Page 4, lines 137-141. The biological effect of the compounds capable to activate the Keap1-Nrf2 signaling pathway is essentially hormetic, i.e. ranging from beneficial to adverse effects depending on their concentration. Besides, Nrf2 overexpression increases the risk of some cancers (page 2, lines 84-86, and page 4, lines 137-141, and Figure 4) or induces drug resistance to cancer (page 6, line 189). Would it be dangerous, according to the authors, to uncritically use antiaging Nrf2 inducers with the risk of increasing susceptibility to tumorigenesis?
We appreciate this important comment. Based on available literatures and our observations, NRF2 inducers cause transient activation of NRF2 but not constitutive activation of NRF2, which is often observed in cancer cells with somatic mutations in KEAP1 and NRF2 genes driving malignant evolution of caners. Because the transient NRF2 activation is substantially different from persistent NRF2 activation, which is accompanied by multiple additional pathway alterations for overcoming disadvantages caused by the persistent NRF2 activation, we consider that anti-aging NRF2 inducers do not increase a risk of carcinogenesis. Rather, anti-aging NRF2 inducers are expected to strengthen anti-tumor immunity.
Page 9, lines 230-264. There is also some evidence on the role of the Keap1-Nrf2 signaling pathway in the aging of ocular tissues (Sachdeva et al. Exp Eye Res. 2014;119:111-4).
As suggested by the reviewer, we have added the description on the ocular aging and cited the paper in the section 4.1.
Page 12, lines 415-419. A recent finding is the relationship between the Keap1-Nrf2 signaling pathway and the p62 autophagic receptor, which links ubiquinated proteins to the autophagic machinery, enabling their degradation in the lysosome.

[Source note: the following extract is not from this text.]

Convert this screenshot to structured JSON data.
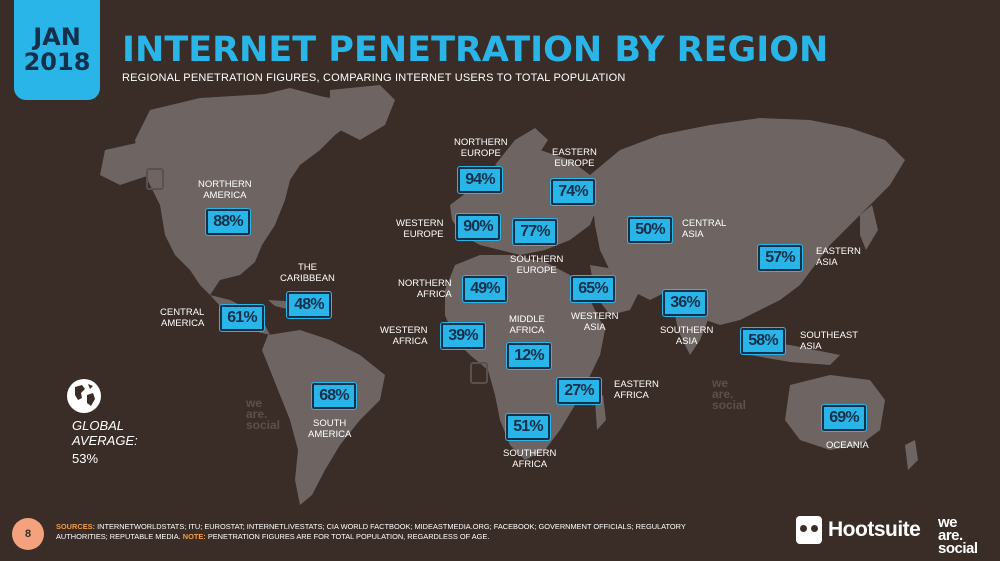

Apparently, p62 is capable to interact with Keap1 leading to the accumulation of Nrf2 and subsequent activation of the antioxidant response (see, for example, the review by Yu and Xiao, Oxid Med Cell Longev. 2021:6635460). Do the authors think that targeting p62 with specific agents could be an efficient way of activating the Nrf2 system and ameliorating cellular senescence?
We appreciate the comment. Inducing p62, which binds to KEAP1 and stabilizes NRF2, is one of the possible strategies for activating NRF2. To apply this mechanism for the treatment of aging related phenotypes and pathologies, more detailed analyses are necessary. We referred to a possible approach of inducing p62 expression for NRF2 pathway activation in new section 5.
Round 2
Reviewer 1 Report
The manuscript can now be published in its current form.